触法行為
集団自主退職した職員の中には、当然のように敬三が最も嫌っている職員もいた。
そして、その職員達は、自ら組合を立ち上げて、自分達を自主退職へと追い込んだ<もえぎ園>側の対応は<不当労働行為>であるとして、<体罰の全面禁止>撤廃と、自分達の再雇用を求めて抗議を始めたのである。
自ら退職しておいてその言い草はどうかと考える向きもあるだろうが、現代日本においては、ただ自らの主張を述べるだけならそれは認められている行為なので、宿角梢も<もえぎ園>側も、交渉のテーブルには着いた。無下に突っぱねることはしない。
しかし、元職員側の要求は、一方的に自分達にばかり都合の良いものでしかなく、およそ聞き入れることのできるものではなかった。ましてや<体罰の全面禁止>は、文部省からの正式な通達を基にしたものだ。それを撤廃するということは、法的な根拠ともなり得るそれを蔑ろにしろと言ってるのも同じだった。
法律に基づかない主張であっても、主張するだけなら<表現の自由>、<思想信条の自由>なのかもしれないが、認めてもらおうと思うのなら正式に裁判でも起こし、司法に判断してもらうべきだろう。
実際、元職員側はその為の準備もしていたようだ。
だが、元職員の一部は感情を昂らせて先鋭化し、梢や<もえぎ園>を誹謗中傷するビラを作成し、ばら撒くという行為に及ぶに至った。

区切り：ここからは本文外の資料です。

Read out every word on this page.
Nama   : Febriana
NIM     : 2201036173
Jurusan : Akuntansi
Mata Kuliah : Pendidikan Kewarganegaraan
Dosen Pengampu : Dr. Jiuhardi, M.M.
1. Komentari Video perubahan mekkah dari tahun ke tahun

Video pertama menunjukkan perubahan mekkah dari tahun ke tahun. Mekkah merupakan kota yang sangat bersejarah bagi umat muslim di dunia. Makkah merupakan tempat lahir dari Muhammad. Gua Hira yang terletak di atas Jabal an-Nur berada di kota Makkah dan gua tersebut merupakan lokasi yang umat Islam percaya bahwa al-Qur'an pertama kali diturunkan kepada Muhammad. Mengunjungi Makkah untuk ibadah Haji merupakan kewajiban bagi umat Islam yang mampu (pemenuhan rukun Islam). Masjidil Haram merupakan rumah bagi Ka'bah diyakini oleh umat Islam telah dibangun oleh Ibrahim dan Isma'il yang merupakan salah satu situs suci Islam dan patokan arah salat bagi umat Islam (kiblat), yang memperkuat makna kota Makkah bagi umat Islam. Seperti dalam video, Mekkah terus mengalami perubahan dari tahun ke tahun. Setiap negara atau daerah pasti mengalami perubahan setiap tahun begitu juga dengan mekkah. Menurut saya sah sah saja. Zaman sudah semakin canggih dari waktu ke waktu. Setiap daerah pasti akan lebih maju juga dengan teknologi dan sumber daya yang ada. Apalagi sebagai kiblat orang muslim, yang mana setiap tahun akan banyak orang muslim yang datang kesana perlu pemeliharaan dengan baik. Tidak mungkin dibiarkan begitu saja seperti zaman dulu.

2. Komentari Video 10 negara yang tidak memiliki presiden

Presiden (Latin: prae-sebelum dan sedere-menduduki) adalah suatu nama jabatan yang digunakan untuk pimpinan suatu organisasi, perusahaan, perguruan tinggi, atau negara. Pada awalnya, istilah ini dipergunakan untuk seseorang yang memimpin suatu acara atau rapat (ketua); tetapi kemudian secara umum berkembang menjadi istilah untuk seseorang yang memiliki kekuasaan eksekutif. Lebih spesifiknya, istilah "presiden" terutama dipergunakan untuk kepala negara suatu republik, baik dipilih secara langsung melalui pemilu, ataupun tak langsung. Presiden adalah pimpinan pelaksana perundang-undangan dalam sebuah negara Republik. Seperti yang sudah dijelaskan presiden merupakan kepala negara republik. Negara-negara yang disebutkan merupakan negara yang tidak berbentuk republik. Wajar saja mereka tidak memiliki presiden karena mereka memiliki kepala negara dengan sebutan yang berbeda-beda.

その元職員達も、元々はそれなりに真面目に勤務しており、決して最初から<悪人>だった訳ではなかった。ただ、<自分の都合に合わせてルールや決まり事や法律を蔑ろにしてもいい>という感覚が染みついていただけだと思われる。
事ここに至って、当時の園長も激怒。それらの行為を刑事告訴することとなった。そして、中傷ビラを作成しばら撒いた元職員は正式に刑事被告人となったのである。
「なんで俺達が犯罪者扱いされなきゃならないんだ!?」
と、当該の元職員らは憤ったが、触法行為をしたのだからそれを問われるのは当然のことである。どのような理由があっても法に背けば罪を問われる。それが嫌だというのは、<甘え>でしかない。
しかしこの時、梢は、自分が至らぬばかりにこんな事態になってしまったのだと胸を痛めていた。